When testing I can't see any pirates in orbital view unless they're triggered to attack me. Also, they are not very good at intercepting me, so the ship just went past me at some insane speed relative mine.
Re: Pirates
It is, and I've seen code comments to that effect in places. It begs a ship classification question which is deep design and I leave that to others.impaktor wrote:It was silly that probability to get attacked was proportional to cargo capacity of the ship model. So a ship with a cargo hold capacity of 100 were always attacked, and the starter ships were attacked maybe 1 out of 10 times if any pirates spawned to begin with.
Also is apparent we need a unified method of spawning pirates for all purposes. The delivery mission module spawns pirates, the scout module (not yet out of debug) spawns pirates, the general lawlessness check on system enter spawns pirates... There seems to be a lot of places pirates are separately devised and created, with the potential for many more unless we start a method of handling it.
I think we can do that better. Working toward that.
Re: Pirates
I think it's the game's way of telling us that simple deep space intercepts are boring. :Pimpaktor wrote:Also, they are not very good at intercepting me, so the ship just went past me at some insane speed relative mine.
I think most hostile encounters (not just pirates) should take place near planetary surfaces, in orbit and other locations that have reasonable chance of being cluttered (ring systems, derelicts, near orbital and surface facilities, etc.).

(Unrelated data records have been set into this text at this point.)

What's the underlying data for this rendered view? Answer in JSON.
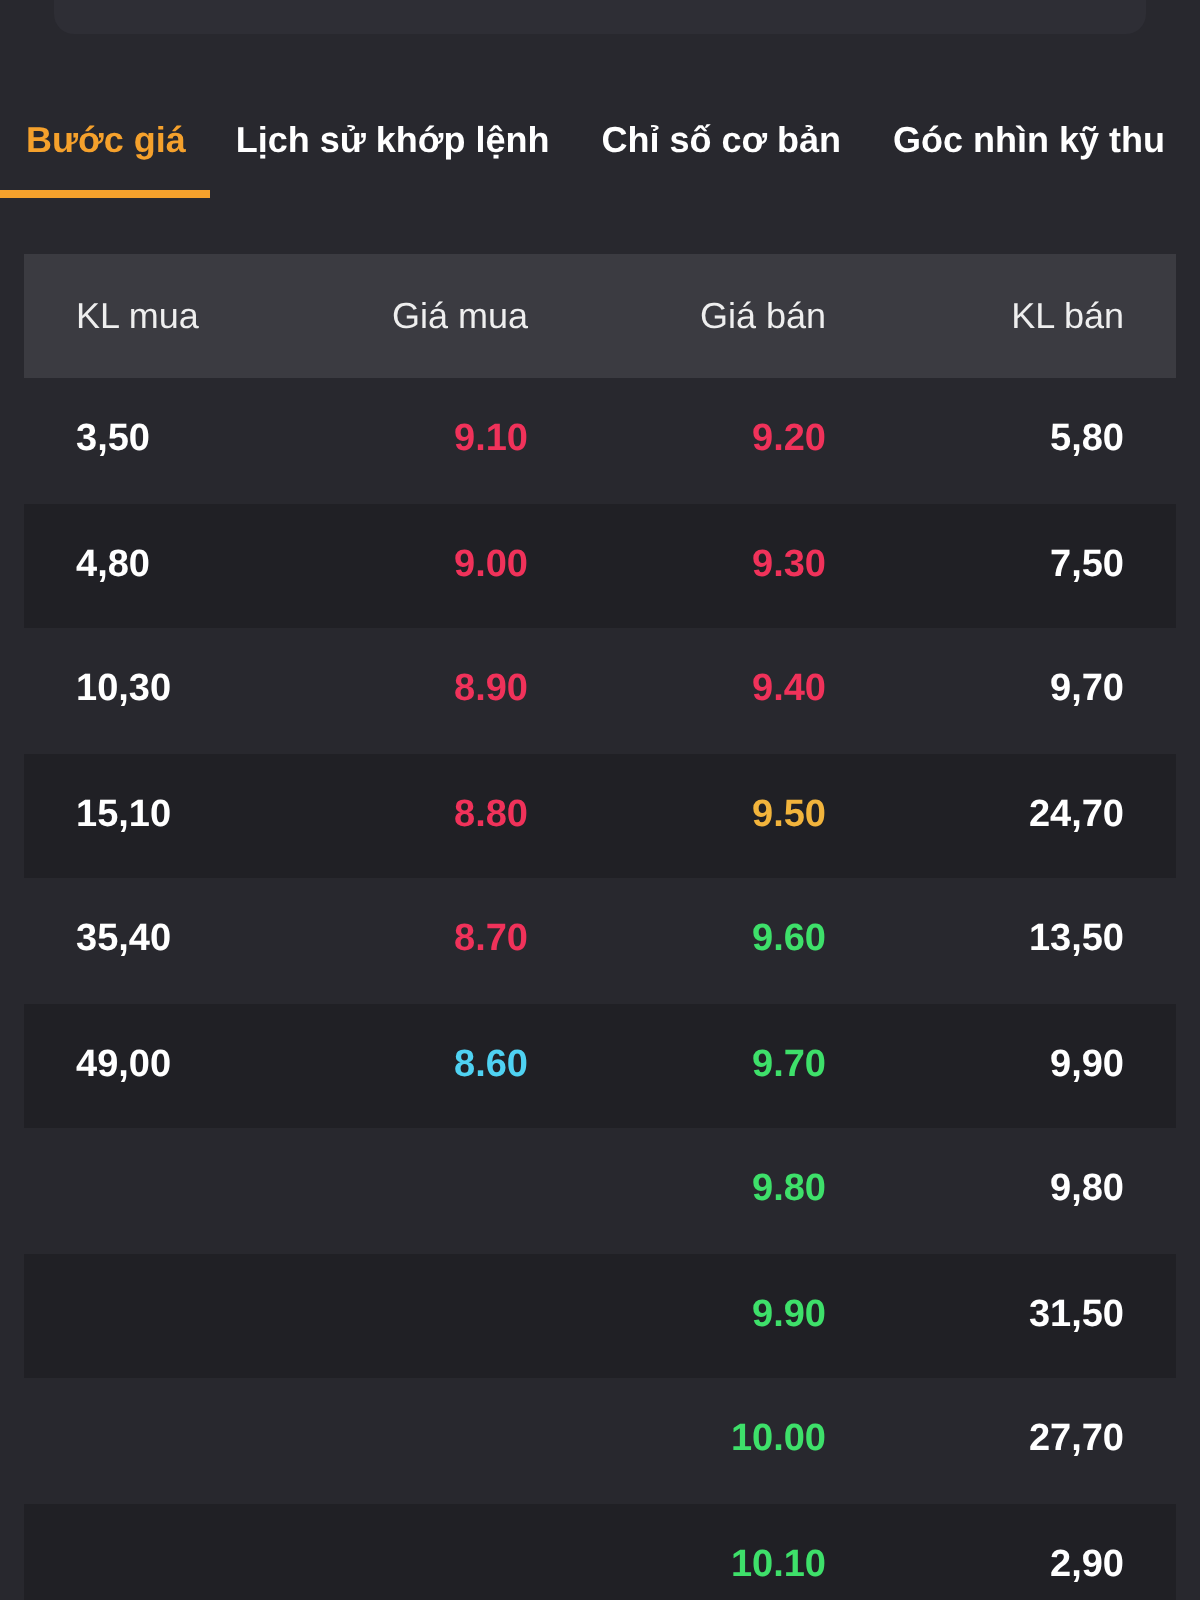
{
  "tabs": [
    {
      "label": "Bước giá",
      "selected": true
    },
    {
      "label": "Lịch sử khớp lệnh",
      "selected": false
    },
    {
      "label": "Chỉ số cơ bản",
      "selected": false
    },
    {
      "label": "Góc nhìn kỹ thu",
      "selected": false
    }
  ],
  "table": {
    "columns": [
      "KL mua",
      "Giá mua",
      "Giá bán",
      "KL bán"
    ],
    "rows": [
      {
        "buy_volume": "3,50",
        "buy_price": {
          "value": "9.10",
          "color": "#f0325a"
        },
        "sell_price": {
          "value": "9.20",
          "color": "#f0325a"
        },
        "sell_volume": "5,80"
      },
      {
        "buy_volume": "4,80",
        "buy_price": {
          "value": "9.00",
          "color": "#f0325a"
        },
        "sell_price": {
          "value": "9.30",
          "color": "#f0325a"
        },
        "sell_volume": "7,50"
      },
      {
        "buy_volume": "10,30",
        "buy_price": {
          "value": "8.90",
          "color": "#f0325a"
        },
        "sell_price": {
          "value": "9.40",
          "color": "#f0325a"
        },
        "sell_volume": "9,70"
      },
      {
        "buy_volume": "15,10",
        "buy_price": {
          "value": "8.80",
          "color": "#f0325a"
        },
        "sell_price": {
          "value": "9.50",
          "color": "#f2b43c"
        },
        "sell_volume": "24,70"
      },
      {
        "buy_volume": "35,40",
        "buy_price": {
          "value": "8.70",
          "color": "#f0325a"
        },
        "sell_price": {
          "value": "9.60",
          "color": "#3ee06a"
        },
        "sell_volume": "13,50"
      },
      {
        "buy_volume": "49,00",
        "buy_price": {
          "value": "8.60",
          "color": "#4fd2f2"
        },
        "sell_price": {
          "value": "9.70",
          "color": "#3ee06a"
        },
        "sell_volume": "9,90"
      },
      {
        "sell_price": {
          "value": "9.80",
          "color": "#3ee06a"
        },
        "sell_volume": "9,80"
      },
      {
        "sell_price": {
          "value": "9.90",
          "color": "#3ee06a"
        },
        "sell_volume": "31,50"
      },
      {
        "sell_price": {
          "value": "10.00",
          "color": "#3ee06a"
        },
        "sell_volume": "27,70"
      },
      {
        "sell_price": {
          "value": "10.10",
          "color": "#3ee06a"
        },
        "sell_volume": "2,90"
      }
    ]
  }
}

Deep space combat should really only be a factor when the attackers tail the player from another system, meaning they all need better jump range (and room for fuel) and at least one of them needs hyperspace cloud analyzer.
There is also the factor of detection. In Frontier it was based on range, but that's not very good, because it precludes interesting locations from being backdrop of interesting shootouts and because in space everyone can see anything.
I'd propose detection to to work based on line of sight and atmosphere. If you're out of the atmosphere you'll always be detected trying to do something unlawful unless you're hidden behind something (a planet, moon or star). If you are in an atmosphere you have a good chance of being undetected or unidentified unless you have line of sight to a station in orbit or surface spaceport (or ship nearby).
This detectability could modify illicit activity in inhabited systems.
There could also be a forged/stolen transponders available on black market. Once activated they would start working from the end of your next jump and keep working until discarded, effectively replacing your identity. Discarding them in inhabited system or within line of sight of any non-criminal vessel, or doing anything involving non-criminal missions, shipyard or police should automatically connect your fake identity criminal record to your real one and add forgery/id theft to it. They could also run on timer - the time it takes the authorities to verify that your id is fake.
NPC attackers could also be using them (allowing them to attack in secure areas) but only if the gains outweigh the costs and risks (so you're carrying something immensely valuable, helping someone run from the mafia, etc.).